With all this travel i've been super stimulated and inspired by many things to write and now I sit here not knowing where to start. Not knowing if i want to take the time to suck on every last succulent detail of my trip to Cincinnati or if I want to take the time to tell you about trip to the boonies for a farm show. (Is that worth documenting for generations of my children and grandchildren be forced to relive?)
For the sake of time and sanity I leave you with a
The weather was that "perfect-don't-even-notice-it-because-its-neither-hot-nor-cold-and-there's-absolutely-nothing-you-can-complain-about" type of weather. They flyer said "in between Ross and Hamilton" and "across from the dragway." In case you aren't aware, it's never a great sign when something is happening between two never-heard-of-before small towns and is across from a place where you can see things like a school bus doing a pop-a-wheelie while sparks fly. Our expectations were low.
They weren't changed much as an old man with skinny, pale legs wearing lederhosen directed us to our parking spot in a grass field at the foot of a seemingly large hill/mountain.
A line was forming at the foot of the hill to take a golf cart ride to the top where we were sure our low expectations would be confirmed by a handful of people. Some crappy beer, and the Michaels, as usual, sticking out like a sore thumb. We stood in line and waited. Waited some more. And waited some more as the two shuttle carts putted up and down the hill shuttling 3 people at a time.
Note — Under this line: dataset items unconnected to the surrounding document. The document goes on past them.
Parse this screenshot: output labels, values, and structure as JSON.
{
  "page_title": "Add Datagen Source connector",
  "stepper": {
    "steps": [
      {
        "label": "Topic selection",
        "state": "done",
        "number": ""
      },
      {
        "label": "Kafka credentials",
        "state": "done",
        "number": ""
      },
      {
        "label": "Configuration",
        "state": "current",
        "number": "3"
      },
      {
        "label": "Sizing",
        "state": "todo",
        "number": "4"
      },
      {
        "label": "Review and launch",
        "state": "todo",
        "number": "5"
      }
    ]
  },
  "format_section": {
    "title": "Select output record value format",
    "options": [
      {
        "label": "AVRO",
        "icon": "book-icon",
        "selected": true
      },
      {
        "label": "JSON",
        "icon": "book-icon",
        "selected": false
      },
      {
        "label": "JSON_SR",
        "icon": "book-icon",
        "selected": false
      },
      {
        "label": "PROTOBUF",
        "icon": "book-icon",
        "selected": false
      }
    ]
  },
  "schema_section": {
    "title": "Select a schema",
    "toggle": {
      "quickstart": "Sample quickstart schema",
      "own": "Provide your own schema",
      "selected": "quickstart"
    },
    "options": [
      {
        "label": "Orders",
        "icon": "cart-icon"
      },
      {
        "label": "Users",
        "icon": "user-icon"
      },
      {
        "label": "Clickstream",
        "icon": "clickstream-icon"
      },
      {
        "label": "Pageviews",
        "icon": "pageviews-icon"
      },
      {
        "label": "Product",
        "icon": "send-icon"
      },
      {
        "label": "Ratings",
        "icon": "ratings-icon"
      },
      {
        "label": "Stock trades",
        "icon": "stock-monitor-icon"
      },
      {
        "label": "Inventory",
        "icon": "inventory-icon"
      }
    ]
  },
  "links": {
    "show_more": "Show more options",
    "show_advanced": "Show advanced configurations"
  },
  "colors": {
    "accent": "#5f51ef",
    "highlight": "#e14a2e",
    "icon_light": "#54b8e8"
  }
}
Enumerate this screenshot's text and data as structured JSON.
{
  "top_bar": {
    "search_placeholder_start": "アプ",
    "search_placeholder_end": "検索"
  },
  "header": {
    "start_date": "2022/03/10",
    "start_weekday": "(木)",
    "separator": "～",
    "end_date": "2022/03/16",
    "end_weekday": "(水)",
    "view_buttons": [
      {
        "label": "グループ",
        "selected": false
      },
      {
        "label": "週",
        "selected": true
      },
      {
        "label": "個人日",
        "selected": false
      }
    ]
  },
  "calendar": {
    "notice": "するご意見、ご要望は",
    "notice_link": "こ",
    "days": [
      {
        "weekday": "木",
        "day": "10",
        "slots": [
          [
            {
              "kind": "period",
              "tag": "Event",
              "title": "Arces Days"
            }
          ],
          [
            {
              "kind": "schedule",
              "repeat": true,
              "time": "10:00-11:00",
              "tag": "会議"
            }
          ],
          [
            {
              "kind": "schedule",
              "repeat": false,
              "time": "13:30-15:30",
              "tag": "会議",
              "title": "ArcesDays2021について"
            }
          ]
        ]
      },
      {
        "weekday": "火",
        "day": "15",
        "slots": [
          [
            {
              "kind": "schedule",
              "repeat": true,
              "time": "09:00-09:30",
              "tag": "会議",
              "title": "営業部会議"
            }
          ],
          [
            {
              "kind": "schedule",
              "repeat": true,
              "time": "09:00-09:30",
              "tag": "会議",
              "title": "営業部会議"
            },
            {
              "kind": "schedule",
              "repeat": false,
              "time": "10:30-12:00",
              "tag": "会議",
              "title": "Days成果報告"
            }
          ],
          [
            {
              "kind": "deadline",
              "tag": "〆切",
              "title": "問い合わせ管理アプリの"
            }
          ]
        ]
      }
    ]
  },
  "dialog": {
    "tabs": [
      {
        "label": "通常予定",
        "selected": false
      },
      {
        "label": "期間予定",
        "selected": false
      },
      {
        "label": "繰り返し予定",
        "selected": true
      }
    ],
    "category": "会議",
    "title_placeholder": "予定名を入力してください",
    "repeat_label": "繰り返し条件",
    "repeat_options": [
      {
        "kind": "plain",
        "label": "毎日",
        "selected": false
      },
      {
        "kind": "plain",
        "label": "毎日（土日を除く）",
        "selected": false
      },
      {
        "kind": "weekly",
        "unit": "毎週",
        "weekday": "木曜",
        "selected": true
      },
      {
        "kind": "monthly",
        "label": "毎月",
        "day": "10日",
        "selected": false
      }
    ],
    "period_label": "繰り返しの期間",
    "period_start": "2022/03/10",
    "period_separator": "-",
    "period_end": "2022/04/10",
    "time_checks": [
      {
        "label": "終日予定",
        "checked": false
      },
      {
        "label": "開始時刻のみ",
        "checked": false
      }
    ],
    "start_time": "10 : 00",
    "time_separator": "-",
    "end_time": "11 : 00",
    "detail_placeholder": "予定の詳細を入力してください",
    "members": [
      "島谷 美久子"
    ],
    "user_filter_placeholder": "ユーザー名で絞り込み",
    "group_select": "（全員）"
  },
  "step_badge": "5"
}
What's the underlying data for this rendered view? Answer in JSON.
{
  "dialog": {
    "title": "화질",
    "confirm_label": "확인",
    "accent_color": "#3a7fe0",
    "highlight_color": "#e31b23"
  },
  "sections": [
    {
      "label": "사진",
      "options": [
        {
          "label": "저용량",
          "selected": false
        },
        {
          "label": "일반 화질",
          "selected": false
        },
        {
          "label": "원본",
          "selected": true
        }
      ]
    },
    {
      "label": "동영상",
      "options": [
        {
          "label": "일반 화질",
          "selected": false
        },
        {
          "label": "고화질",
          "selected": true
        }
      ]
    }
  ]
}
About 1/2 way through we realized we were the only people under the age of 70 waiting in line for the golf cart, but that there was indeed a line and perhaps we weren't going to be the only people at this event.
The boys- Josh, Doug, and Michael- decided to walk and took off up the looming mountain while the girls decided we had already waited too long and needed to stick it out. We were next in line, so surely we would beat them up the ".25 miles straight up hill" climb.
We were wrong. An old man who started up the hill at the same time as our cart passed us...As we crested the hill, D snapped pictures of our slower-than-molasses cart. The buzz of a crowd filled our ears and we realized that the Oktoberfest between Ross and Hamilton means business.
Hopping off our chariot at the entrance, we realized everyone there was obviously small-town german. And everyone there was obviously our kindred spirits. We spent the rest of the evening "shuffle boarding" a huge glass beer stein to win prizes. $1 for three tries. On the rare occasion that you hit the target a little old lady with chicken lips and a hunched back would inspect to see if the stein was in fact all the way in the target. If you were one of the favored few she would lift a huge cow bell and the crowd would cheer with excitement as the lucky winner was handed their prize - a t-shirt, liter glass, or bottle opener. I still think I was robbed.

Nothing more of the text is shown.